Seorang perempuan Palestina mengisahkan pengalaman pahit ketika ia digunakan sebagai tameng manusia oleh tentara Israel dalam perang terbaru di Gaza.
Peristiwa itu terjadi setelah ia ditangkap dalam kondisi terluka di lingkungan tempat tinggalnya di Abasan al-Kabira, sebelah timur Khan Younis, Jalur Gaza bagian selatan.
Shurayfa Qudeih, 50 tahun, dalam wawancara dengan Al Jazeera English, mengatakan bahwa hingga kini ia masih berada dalam kondisi terpukul, terlebih setelah foto dirinya—yang diambil dan disebarkan oleh militer Israel—menjadi konsumsi publik.
Dalam foto itu, Shurayfa tampak duduk dengan tangan terikat di dasar sebuah lereng tanah, sementara beberapa tentara Israel berada di atasnya dalam posisi siaga dan terlibat baku tembak.
Ia dipaksa untuk tetap berada di belakang mereka, dijadikan perisai hidup dari kemungkinan tembakan para pejuang Palestina.
Qudeih menuturkan, tentara Israel menarik dirinya dari bawah reruntuhan setelah kawasan tempat tinggalnya digempur.
Dalam keadaan terluka, ia kemudian diborgol, ditahan, dan didudukkan di sebuah kursi yang ditempatkan untuk melindungi punggung para tentara saat mereka bergerak.
Bukan hanya Shurayfa.
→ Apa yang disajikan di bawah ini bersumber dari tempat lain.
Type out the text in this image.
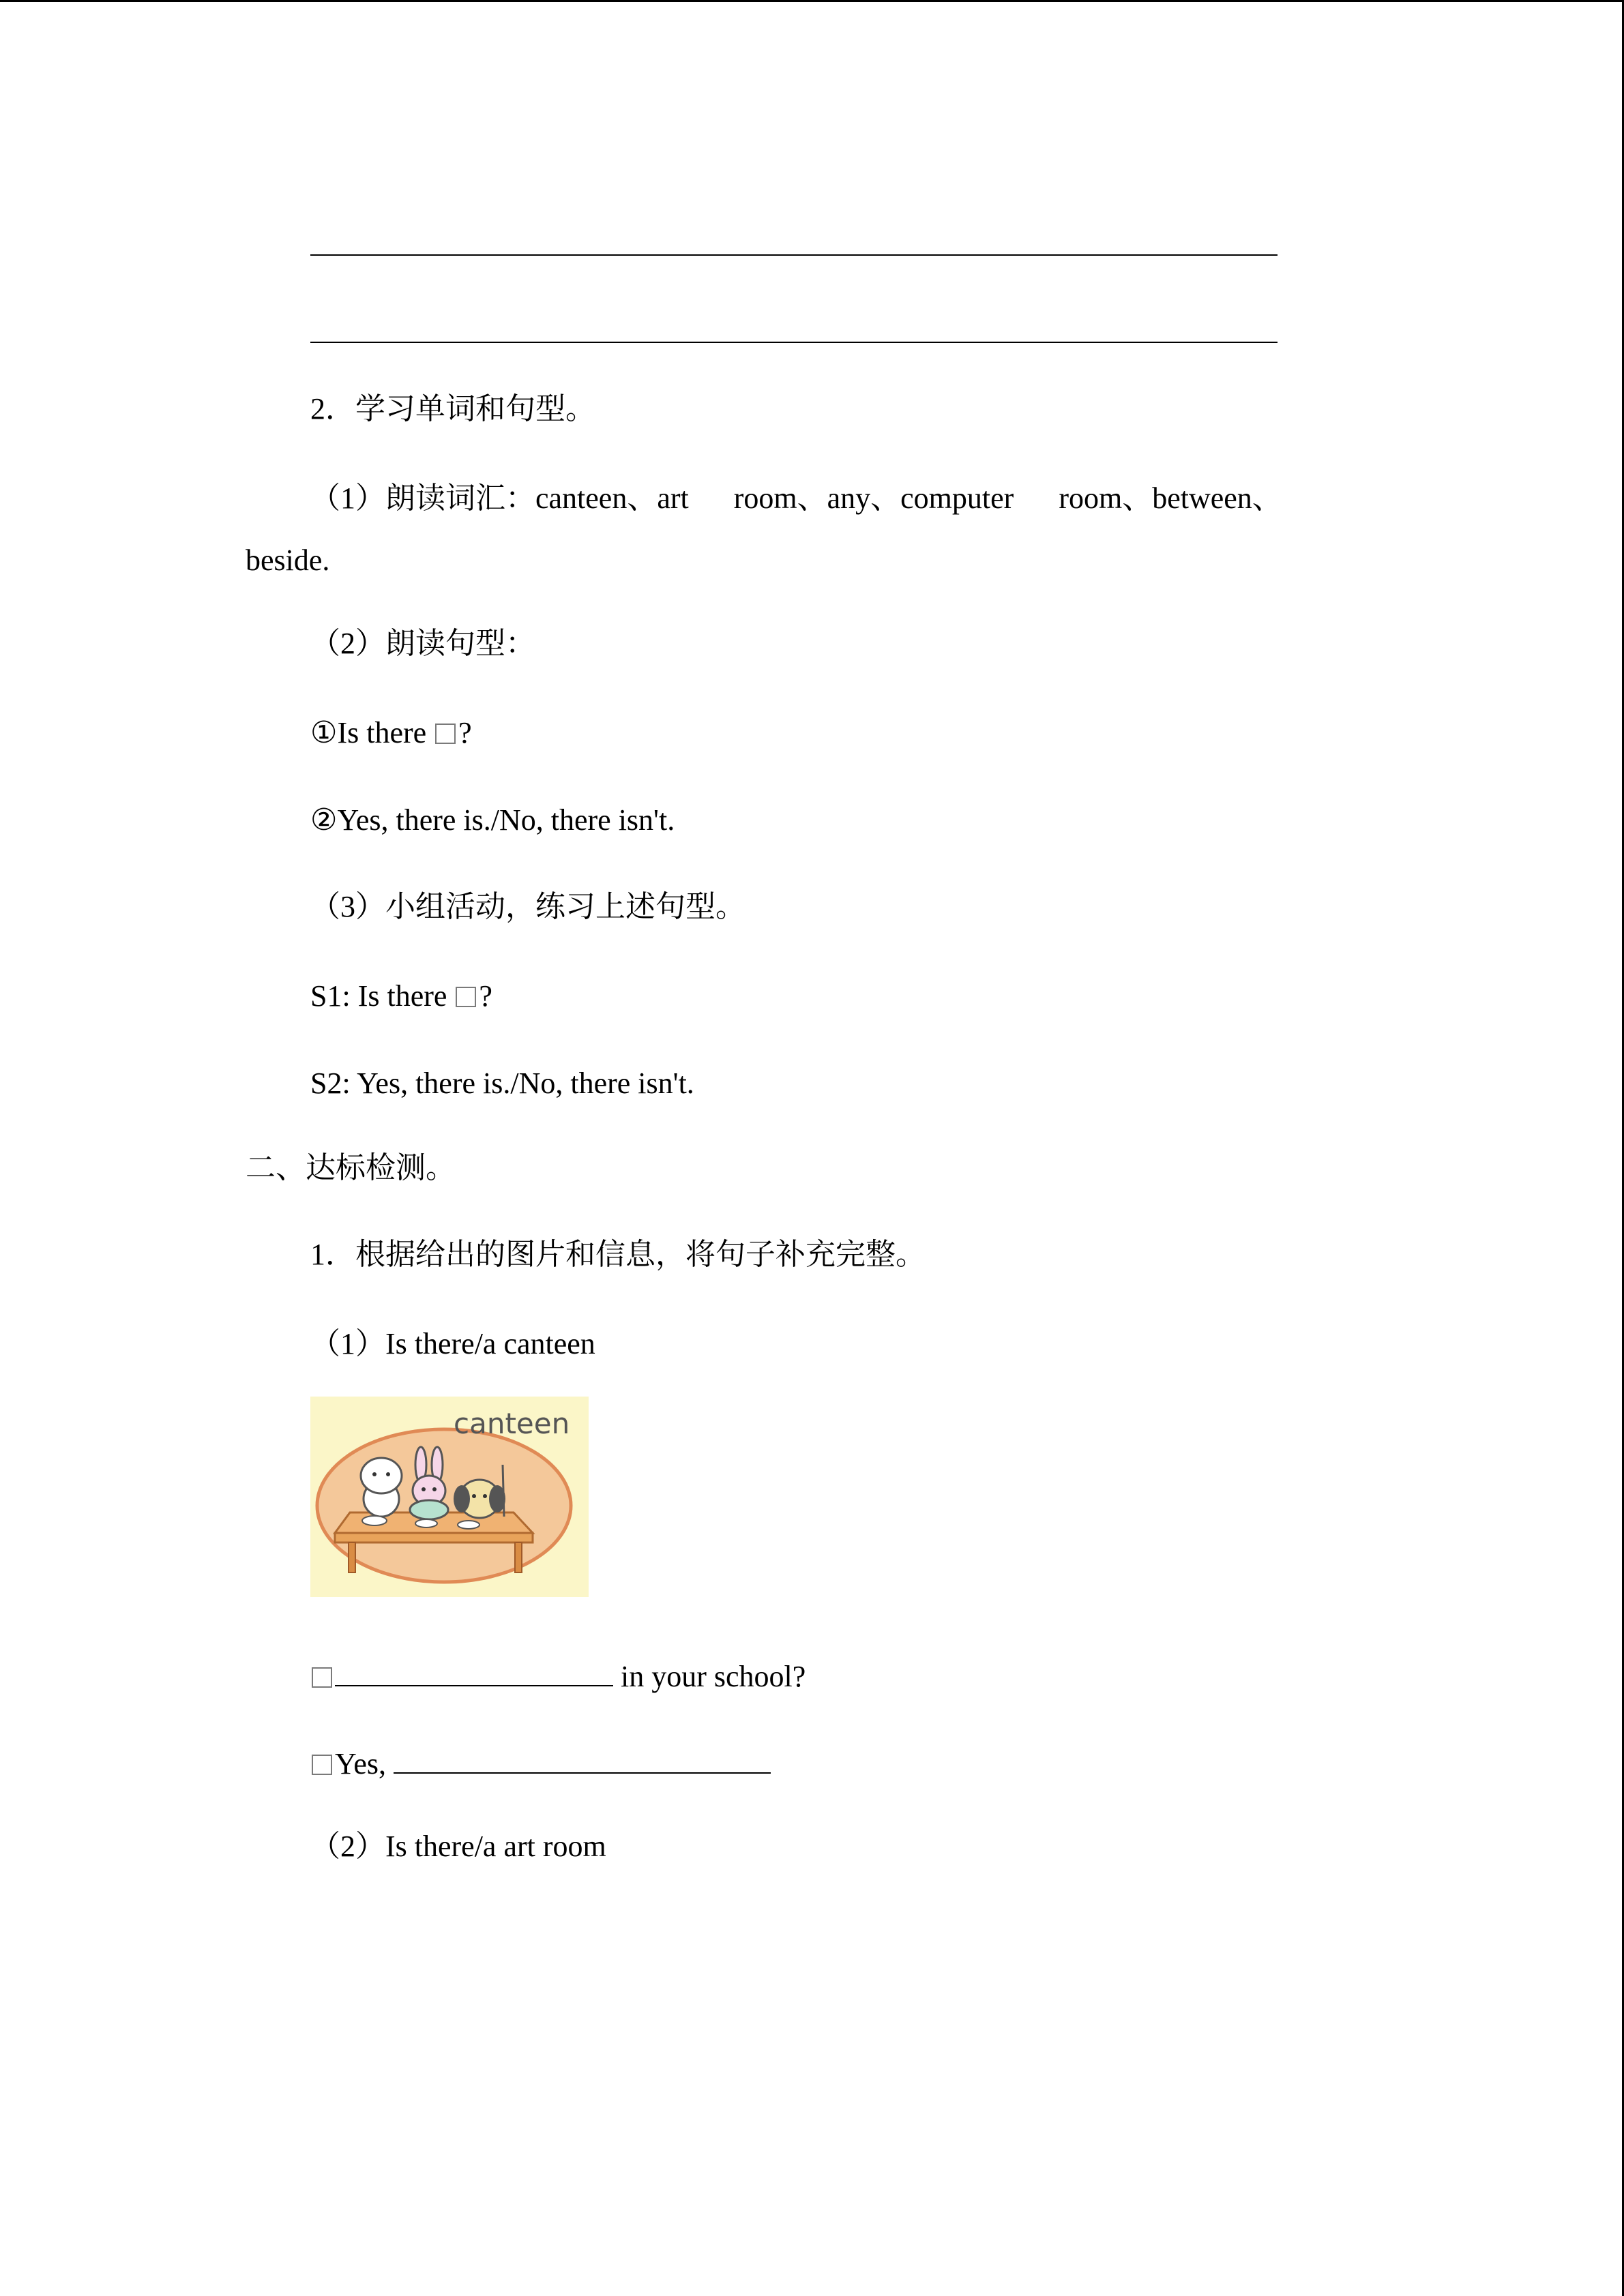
2．学习单词和句型。
（1）朗读词汇：canteen、art      room、any、computer      room、between、
beside.
（2）朗读句型：
①Is there ?
②Yes, there is./No, there isn't.
（3）小组活动，练习上述句型。
S1: Is there ?
S2: Yes, there is./No, there isn't.
二、达标检测。
1．根据给出的图片和信息，将句子补充完整。
（1）Is there/a canteen
canteen
in your school?
Yes,
（2）Is there/a art room
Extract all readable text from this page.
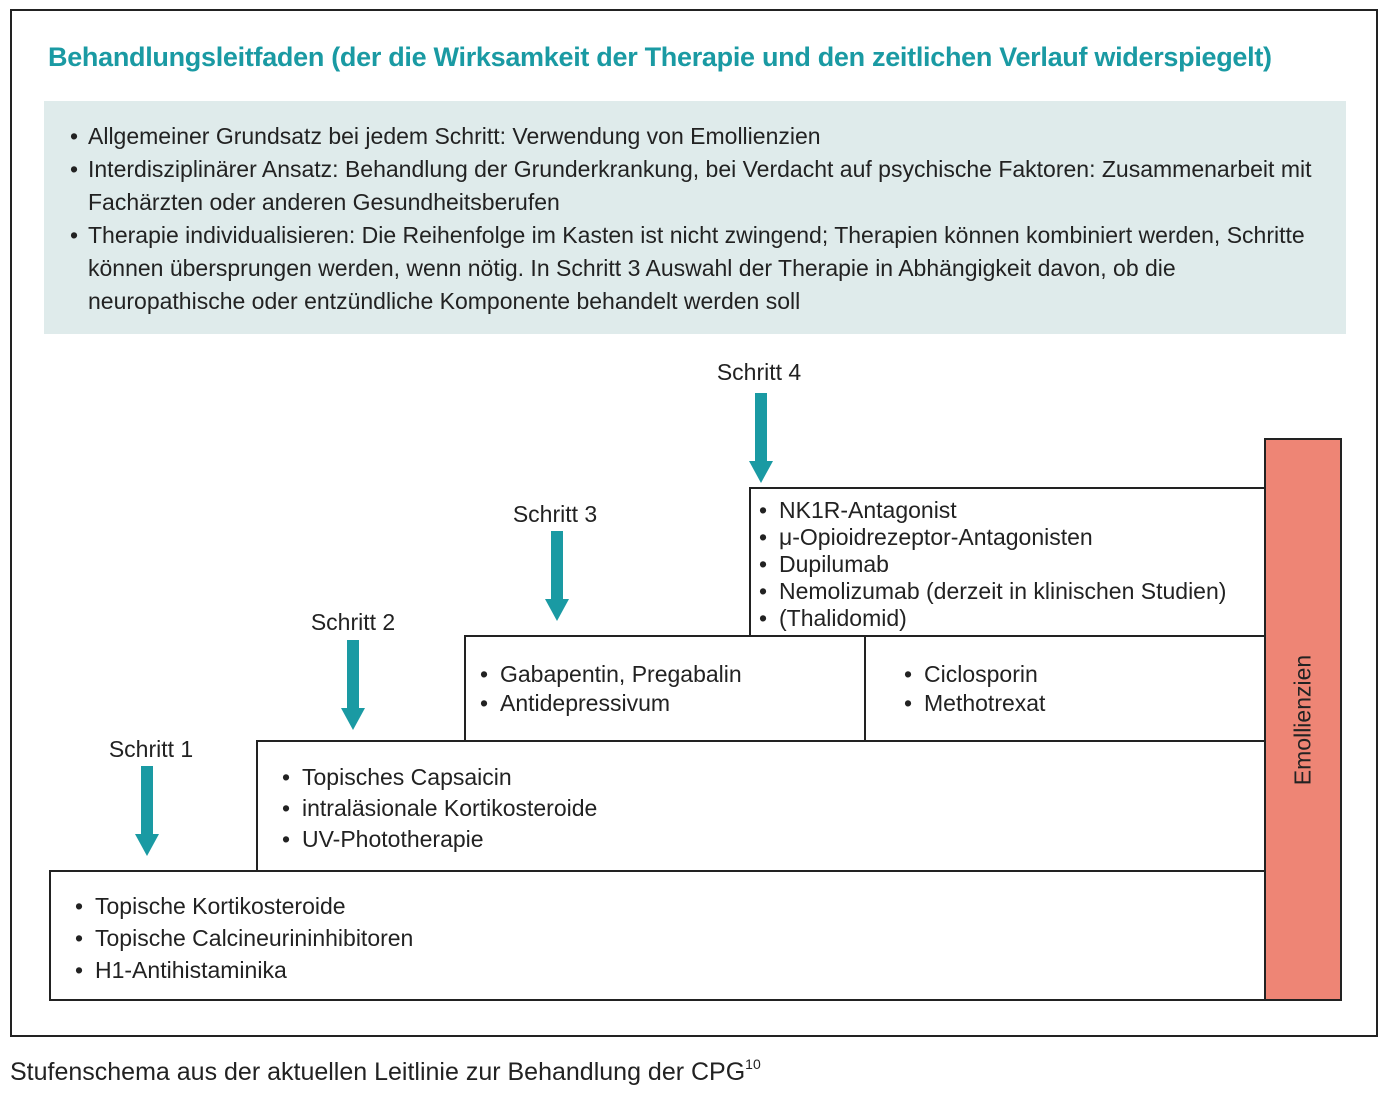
Behandlungsleitfaden (der die Wirksamkeit der Therapie und den zeitlichen Verlauf widerspiegelt)
• Allgemeiner Grundsatz bei jedem Schritt: Verwendung von Emollienzien
• Interdisziplinärer Ansatz: Behandlung der Grunderkrankung, bei Verdacht auf psychische Faktoren: Zusammenarbeit mit Fachärzten oder anderen Gesundheitsberufen
• Therapie individualisieren: Die Reihenfolge im Kasten ist nicht zwingend; Therapien können kombiniert werden, Schritte können übersprungen werden, wenn nötig. In Schritt 3 Auswahl der Therapie in Abhängigkeit davon, ob die neuropathische oder entzündliche Komponente behandelt werden soll
Schritt 4
• NK1R-Antagonist
• μ-Opioidrezeptor-Antagonisten
• Dupilumab
• Nemolizumab (derzeit in klinischen Studien)
• (Thalidomid)
Schritt 3
• Gabapentin, Pregabalin
• Antidepressivum
• Ciclosporin
• Methotrexat
Schritt 2
• Topisches Capsaicin
• intraläsionale Kortikosteroide
• UV-Phototherapie
Schritt 1
• Topische Kortikosteroide
• Topische Calcineurininhibitoren
• H1-Antihistaminika
Emollienzien
Stufenschema aus der aktuellen Leitlinie zur Behandlung der CPG$^{10}$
Dalam operasi darat yang berlangsung selama berbulan-bulan, militer Israel menggunakan banyak warga Palestina sebagai tameng manusia.
Rekaman yang disiarkan sejumlah media, baik Arab maupun internasional, memperlihatkan bagaimana anak muda hingga orang lanjut usia dipaksa berjalan di depan pasukan.
Atau, mereka didorong masuk ke bangunan yang diduga menjadi tempat persembunyian pejuang Gaza—tanpa memedulikan keselamatan mereka.
Laporan kantor berita Associated Press mengungkapkan kesaksian serupa dari sejumlah tentara Israel dan mantan tahanan Palestina.
Mereka menyebut, para komandan dalam militer Israel memberikan perintah langsung agar para tahanan Palestina dijadikan tameng hidup selama operasi berlangsung di Jalur Gaza.
Temuan ini memperkuat dugaan bahwa praktik tersebut dilakukan secara luas.
Dalam kerangka hukum internasional, penggunaan warga sipil sebagai tameng manusia dikategorikan sebagai kejahatan perang.
Pasal 23 Konvensi Jenewa III secara tegas melarang pengiriman tawanan perang ke zona tempur yang dapat membuat mereka terpapar bahaya.
Apalagi, memanfaatkan keberadaan mereka untuk melindungi posisi militer atau instalasi yang menjadi target operasi perang.